Duck was completely unsure of how to respond.

"Where is Lilie?" she finally asked. "And Autor? And Fakir?"

Pike sighed and pulled her face tight in concentration.

"Lilie died in an accident with one of those automobiles." Seeing Duck's blank face, Pike elaborated.

"They're machines that people ride around in, all the rage once the wall was taken down, you know. Um, let's see… I'm not sure what happened to Autor. When Lilie died he moved away and nobody's ever heard anything from him again. Fakir used to get letters but they came less and less frequently until they simply stopped."

"And Fakir?" Duck asked, uncharacteristically quiet. "He promised he'd meet me again. He said he'd find me."

Pike frowned and looked down at her hands, biting her lip to avoid answering her question.

"Pike? Please."

"He died over twenty years ago, Duck. I don't know why you haven't seen him."

"Oh."

Duck considered the woman's words and digested them.

"That's okay. I guess he's just a little late! I don't know how long I've been here, you know—oh, what if I've missed him! What if I was the late one and he thought—oh, no!" Her face fell and she looked around as if the boy would suddenly appear.

"Duck, if he hasn't shown up yet… I'm sorry. I don't think he's coming."

"No," she told Pike, confident, "he'll come. He said he would. He said that we'd meet again."

"If you say so." Pike says. "But I think I've got to go now, Duck." Pike stood and found the bridge at the edge of the mist, the one that Duck had been unable to make herself cross.

"It was really nice talking to you. But did you ever think that maybe he's already moved on? Maybe he's waiting for you, now." Pike smiled, and for a second she was the young girl that Duck had known during her own short stint of humanity.

"I'll see you on the other side when you're ready, okay?"

Duck watched the girl-woman disappear, swallowed by the mist.

"Hey—wait!"

She tried to follow and her footsteps rang out on the wooden bridge, but she couldn't see where she was going. The mist obscured her vision, but it grew brighter and thicker as she went. The sound of water came from below her feet, but she couldn't figure out why the almost deafening sound of a heartbeat drummed its rhythm out above her.


"Watch out, idiot."

"Oh, you watch out. I might be an idiot but…"

"But what, idiot?"

"Do I know you? You seem… familiar."

"I'd remember meeting somebody as clumsy as you."

"Oh, I just…"

"What is it? Finish your sentences."

"Do you want to go and grab a coffee or something? I know this cute little restaurant out in the middle of the forest, of all places and I just thought that you seemed so lonely and I was kind of lonely and maybe we could go and not be lonely together because—"

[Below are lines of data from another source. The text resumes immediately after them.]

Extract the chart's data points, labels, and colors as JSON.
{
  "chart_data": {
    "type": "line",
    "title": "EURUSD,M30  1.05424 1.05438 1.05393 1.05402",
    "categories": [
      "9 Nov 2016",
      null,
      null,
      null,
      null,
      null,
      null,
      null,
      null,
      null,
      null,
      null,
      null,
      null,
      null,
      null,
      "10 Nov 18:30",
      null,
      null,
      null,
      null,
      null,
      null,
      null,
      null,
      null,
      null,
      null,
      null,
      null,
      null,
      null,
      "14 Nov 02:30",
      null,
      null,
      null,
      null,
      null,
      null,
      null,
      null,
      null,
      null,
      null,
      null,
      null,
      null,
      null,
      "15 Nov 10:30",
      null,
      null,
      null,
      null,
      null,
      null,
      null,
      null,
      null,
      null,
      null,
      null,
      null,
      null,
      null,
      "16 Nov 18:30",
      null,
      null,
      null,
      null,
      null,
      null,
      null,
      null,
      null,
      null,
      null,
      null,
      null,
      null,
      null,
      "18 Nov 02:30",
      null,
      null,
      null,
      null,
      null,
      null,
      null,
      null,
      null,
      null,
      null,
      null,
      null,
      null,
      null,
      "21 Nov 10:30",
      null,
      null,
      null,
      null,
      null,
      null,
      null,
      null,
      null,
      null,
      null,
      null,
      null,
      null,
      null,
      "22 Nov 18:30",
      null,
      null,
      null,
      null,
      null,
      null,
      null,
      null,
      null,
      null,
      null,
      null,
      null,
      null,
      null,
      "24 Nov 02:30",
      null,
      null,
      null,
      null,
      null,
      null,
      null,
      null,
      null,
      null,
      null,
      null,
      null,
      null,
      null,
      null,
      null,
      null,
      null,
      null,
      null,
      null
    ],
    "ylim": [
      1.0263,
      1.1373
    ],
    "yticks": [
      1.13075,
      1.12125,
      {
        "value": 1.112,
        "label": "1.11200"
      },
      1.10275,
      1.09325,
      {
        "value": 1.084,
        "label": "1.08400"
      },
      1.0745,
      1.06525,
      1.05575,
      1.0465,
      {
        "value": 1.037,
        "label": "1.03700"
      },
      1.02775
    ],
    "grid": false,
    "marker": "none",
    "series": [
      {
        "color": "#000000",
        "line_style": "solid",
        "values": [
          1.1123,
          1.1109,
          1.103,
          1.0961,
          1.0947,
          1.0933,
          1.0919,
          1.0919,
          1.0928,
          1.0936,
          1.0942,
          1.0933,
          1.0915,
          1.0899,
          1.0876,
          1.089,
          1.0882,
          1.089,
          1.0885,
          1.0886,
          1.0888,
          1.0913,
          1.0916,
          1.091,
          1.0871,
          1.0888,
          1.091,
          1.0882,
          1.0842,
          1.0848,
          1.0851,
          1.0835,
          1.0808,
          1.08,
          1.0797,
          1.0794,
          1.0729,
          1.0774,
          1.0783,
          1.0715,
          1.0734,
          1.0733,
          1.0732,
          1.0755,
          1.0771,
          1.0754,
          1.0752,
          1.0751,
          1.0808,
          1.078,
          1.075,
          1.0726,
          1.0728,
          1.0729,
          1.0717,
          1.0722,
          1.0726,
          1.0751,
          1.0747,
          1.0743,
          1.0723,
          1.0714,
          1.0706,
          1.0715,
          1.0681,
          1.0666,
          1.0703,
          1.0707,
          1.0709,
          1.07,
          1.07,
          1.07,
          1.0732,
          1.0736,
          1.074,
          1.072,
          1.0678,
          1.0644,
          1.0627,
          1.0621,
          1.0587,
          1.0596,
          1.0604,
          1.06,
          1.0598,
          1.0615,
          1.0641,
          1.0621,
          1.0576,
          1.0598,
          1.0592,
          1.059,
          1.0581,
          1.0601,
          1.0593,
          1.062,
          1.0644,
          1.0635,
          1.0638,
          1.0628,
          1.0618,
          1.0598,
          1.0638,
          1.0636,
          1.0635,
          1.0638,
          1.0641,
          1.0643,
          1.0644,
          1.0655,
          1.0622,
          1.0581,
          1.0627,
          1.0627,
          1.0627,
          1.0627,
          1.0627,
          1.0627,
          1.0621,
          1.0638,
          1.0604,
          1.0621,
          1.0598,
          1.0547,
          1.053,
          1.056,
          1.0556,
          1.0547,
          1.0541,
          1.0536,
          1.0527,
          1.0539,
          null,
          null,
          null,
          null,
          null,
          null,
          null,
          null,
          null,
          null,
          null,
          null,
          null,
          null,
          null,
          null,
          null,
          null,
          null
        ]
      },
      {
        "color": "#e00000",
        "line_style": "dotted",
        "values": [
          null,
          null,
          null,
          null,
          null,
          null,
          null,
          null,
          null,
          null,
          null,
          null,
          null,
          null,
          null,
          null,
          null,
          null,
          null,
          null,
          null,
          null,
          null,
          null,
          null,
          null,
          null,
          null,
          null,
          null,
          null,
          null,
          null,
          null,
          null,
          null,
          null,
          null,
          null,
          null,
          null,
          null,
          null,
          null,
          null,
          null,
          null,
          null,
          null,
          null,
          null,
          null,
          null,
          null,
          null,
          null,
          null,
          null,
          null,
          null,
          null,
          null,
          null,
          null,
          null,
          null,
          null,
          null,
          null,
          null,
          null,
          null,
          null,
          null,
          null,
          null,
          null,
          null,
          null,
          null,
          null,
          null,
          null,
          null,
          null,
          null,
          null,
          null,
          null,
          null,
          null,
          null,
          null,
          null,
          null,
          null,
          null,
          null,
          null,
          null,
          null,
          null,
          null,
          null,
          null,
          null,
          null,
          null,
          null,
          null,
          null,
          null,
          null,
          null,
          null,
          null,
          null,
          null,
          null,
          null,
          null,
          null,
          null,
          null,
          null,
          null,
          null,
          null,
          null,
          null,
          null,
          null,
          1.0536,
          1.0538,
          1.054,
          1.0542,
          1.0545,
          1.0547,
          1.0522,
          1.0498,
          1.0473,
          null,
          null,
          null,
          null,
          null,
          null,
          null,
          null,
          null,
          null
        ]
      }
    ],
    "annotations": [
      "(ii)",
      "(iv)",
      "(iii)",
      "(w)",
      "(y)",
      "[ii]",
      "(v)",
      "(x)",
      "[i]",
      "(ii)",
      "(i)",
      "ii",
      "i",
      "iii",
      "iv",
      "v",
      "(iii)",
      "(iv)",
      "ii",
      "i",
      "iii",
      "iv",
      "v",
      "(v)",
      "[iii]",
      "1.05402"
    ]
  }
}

"Take a breath every now and then, idiot. I'll go get coffee with you."


Once upon a time, there was a duck that died.

Once upon a time there was a boy that wished.

And once upon a time, they were reunited.

A/N

This was going to be a really happy, really fluffy story, it really was. And then it wasn't.

I didn't include Mytho or Rue because I figured that they were back in the story and story characters don't really die, do they?